AES: LES ÉTATS DU SAHEL VISENT UN ESPACE JURIDIQUE COMMUN AVEC LA RUSSIE

Dans une démarche audacieuse qui pourrait redéfinir les dynamiques régionales et internationales l’alliance des États du Sahel(AES) est en pourparlers avec la Russie pour créer un espace juridique commun. Cette initiative portée par le Mali, le Burkina Faso et le Niger, marque une étape significative dans la quête de l’autonomie et de renforcement de souveraineté de ces nations.

Le ministre de la justice Mamadou kassongué, a récemment dévoilé cette ambition lors d’une interview accordée à RIA novosti, soulignant l’importance stratégique d’une telle coopération.
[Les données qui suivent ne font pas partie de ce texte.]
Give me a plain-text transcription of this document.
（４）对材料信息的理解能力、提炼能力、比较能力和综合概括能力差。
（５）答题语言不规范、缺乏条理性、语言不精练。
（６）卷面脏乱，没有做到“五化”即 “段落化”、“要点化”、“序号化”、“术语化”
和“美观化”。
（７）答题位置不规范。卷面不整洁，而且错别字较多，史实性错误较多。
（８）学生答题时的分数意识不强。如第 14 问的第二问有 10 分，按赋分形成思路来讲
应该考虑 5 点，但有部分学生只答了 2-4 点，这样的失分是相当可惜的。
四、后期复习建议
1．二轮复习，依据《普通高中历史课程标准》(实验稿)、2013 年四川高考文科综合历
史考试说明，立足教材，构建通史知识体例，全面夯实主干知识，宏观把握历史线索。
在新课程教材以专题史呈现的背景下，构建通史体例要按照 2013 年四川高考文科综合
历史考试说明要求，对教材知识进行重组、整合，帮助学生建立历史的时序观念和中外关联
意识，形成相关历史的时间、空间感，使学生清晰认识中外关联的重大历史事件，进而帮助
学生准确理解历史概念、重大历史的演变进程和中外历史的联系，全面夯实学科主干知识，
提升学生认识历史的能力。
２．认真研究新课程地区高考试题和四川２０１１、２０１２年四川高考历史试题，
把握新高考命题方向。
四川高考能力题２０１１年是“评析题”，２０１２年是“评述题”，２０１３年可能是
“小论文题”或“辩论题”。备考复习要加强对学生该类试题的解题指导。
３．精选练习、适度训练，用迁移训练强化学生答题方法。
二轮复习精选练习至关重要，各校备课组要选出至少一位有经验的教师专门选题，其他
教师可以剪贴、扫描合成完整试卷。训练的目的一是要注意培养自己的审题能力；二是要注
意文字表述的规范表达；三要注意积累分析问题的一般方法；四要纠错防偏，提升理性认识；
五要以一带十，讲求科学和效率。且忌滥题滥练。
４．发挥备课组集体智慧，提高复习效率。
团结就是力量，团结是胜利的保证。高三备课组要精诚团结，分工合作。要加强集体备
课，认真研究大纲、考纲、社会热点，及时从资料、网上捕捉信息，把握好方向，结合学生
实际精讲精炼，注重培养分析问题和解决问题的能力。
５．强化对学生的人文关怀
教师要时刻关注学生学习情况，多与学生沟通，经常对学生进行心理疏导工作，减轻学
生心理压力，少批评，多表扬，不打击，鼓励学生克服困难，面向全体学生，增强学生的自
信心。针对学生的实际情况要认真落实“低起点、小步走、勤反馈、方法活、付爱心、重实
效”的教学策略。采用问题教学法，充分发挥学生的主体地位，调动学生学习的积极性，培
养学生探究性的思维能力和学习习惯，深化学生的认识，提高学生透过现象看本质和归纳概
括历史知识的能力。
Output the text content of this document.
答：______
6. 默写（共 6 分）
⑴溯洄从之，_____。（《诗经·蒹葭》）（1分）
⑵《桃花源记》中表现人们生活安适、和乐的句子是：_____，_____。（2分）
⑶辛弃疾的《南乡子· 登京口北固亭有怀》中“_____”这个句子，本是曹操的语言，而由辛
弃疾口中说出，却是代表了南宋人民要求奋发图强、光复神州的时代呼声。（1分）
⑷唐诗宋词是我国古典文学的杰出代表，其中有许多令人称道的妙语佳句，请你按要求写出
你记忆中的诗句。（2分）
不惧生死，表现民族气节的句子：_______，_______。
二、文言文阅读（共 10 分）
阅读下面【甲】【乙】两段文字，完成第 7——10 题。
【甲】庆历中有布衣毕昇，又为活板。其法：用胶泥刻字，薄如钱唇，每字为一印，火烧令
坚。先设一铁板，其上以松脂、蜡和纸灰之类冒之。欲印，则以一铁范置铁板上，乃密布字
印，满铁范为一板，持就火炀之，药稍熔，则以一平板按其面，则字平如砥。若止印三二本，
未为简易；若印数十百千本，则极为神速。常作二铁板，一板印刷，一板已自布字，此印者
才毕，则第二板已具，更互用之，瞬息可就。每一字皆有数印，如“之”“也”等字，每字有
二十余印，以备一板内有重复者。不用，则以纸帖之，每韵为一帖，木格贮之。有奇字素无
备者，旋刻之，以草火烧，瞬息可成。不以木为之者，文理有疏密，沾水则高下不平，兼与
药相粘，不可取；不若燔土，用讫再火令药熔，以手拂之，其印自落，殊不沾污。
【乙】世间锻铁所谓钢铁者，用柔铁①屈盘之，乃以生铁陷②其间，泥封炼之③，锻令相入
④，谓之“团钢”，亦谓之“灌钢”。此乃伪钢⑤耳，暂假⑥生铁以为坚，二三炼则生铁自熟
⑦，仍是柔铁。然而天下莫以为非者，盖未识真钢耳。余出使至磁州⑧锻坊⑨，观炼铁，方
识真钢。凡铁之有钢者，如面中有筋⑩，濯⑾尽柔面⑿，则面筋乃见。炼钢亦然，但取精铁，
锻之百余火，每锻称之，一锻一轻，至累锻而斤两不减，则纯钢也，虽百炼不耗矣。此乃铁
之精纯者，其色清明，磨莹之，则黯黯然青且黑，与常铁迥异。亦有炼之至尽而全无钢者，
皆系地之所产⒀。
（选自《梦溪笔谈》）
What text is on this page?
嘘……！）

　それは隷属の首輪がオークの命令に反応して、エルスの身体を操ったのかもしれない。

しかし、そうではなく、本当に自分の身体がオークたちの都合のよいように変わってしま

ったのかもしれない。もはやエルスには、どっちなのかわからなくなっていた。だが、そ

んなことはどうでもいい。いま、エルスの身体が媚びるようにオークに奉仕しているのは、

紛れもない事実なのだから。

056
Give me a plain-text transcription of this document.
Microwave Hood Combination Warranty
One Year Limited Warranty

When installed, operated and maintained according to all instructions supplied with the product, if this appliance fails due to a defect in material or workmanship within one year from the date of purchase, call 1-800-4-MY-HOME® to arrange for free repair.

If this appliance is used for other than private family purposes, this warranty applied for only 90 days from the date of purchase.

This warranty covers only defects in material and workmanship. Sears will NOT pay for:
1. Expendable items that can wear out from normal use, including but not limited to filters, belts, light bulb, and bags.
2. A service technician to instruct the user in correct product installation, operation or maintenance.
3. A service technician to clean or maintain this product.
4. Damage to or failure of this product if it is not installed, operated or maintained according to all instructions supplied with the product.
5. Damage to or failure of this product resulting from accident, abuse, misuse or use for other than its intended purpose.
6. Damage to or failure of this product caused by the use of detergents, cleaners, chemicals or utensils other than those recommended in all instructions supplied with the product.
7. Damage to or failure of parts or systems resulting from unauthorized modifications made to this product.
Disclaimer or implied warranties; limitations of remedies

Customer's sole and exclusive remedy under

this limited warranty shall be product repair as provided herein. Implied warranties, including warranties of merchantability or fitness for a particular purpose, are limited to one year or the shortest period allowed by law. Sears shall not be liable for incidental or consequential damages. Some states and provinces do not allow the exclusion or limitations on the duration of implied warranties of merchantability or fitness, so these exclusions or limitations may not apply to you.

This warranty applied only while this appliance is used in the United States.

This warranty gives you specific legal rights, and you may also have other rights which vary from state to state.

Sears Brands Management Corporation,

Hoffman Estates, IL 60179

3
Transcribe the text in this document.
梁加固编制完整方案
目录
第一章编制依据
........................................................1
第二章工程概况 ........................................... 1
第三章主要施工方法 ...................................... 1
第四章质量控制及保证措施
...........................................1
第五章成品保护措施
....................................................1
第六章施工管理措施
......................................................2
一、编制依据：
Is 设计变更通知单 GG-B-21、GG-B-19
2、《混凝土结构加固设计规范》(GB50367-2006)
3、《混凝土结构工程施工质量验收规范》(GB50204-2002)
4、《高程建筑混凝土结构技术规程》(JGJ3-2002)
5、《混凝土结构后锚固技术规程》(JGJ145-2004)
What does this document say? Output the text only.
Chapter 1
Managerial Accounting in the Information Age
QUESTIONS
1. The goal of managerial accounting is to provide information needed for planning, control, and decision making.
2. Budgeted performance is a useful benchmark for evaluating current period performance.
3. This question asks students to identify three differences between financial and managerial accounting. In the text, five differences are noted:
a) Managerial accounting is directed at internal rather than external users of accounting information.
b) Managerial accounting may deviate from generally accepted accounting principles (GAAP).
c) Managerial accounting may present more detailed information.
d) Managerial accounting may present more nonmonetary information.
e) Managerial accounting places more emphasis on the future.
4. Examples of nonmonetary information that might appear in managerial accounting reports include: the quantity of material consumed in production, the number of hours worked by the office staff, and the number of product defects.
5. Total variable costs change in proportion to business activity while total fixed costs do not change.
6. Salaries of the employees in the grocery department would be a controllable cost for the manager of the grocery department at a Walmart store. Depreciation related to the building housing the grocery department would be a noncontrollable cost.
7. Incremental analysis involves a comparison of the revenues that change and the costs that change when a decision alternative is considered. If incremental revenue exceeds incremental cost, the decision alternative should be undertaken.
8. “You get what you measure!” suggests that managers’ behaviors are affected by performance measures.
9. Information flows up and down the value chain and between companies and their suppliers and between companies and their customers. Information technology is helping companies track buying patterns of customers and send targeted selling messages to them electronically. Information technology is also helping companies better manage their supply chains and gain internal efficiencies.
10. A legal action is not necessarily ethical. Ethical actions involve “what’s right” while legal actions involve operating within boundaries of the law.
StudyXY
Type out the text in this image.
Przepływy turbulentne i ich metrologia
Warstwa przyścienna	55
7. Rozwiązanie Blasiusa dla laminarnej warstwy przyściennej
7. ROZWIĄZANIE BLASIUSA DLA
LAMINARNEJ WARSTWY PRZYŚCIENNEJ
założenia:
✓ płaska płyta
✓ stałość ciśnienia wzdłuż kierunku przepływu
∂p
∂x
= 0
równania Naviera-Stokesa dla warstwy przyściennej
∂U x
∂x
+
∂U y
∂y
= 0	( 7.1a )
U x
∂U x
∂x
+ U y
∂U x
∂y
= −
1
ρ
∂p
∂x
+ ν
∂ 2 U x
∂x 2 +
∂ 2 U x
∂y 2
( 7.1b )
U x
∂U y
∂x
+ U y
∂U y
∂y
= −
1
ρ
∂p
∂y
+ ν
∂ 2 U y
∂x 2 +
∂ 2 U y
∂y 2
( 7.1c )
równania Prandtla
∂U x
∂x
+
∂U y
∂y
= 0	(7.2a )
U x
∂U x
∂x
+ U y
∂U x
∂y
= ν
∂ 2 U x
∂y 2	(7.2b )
Fini le temps où chaque nation du Sahel devrait naviguer seul dans les méandres des relations internationales. L’AES cherche à parler d’une seule voix forte et unie.

UNE COOPÉRATION JUDICIAIRE RENFORCÉE

Le ministre kassongué à Clairemment articuler la vision: une plateforme de coopération judiciaire entre la fédération de Russie et les pays de l’AES. Concrètement cela signifie la désignation de coordinateur dans chaque pays travaillant de concert pour une efficacité accrue. L’idée est également de mutualiser les ressources avec la création de base de données communes sur la criminalité et en échange d’expérience et d’experts entre les parties. C’est une démarche pragmatique qui vise à renforcer les capacités de ces états face aux défis sécuritaires et judiciaires complexes qu’ils rencontrent.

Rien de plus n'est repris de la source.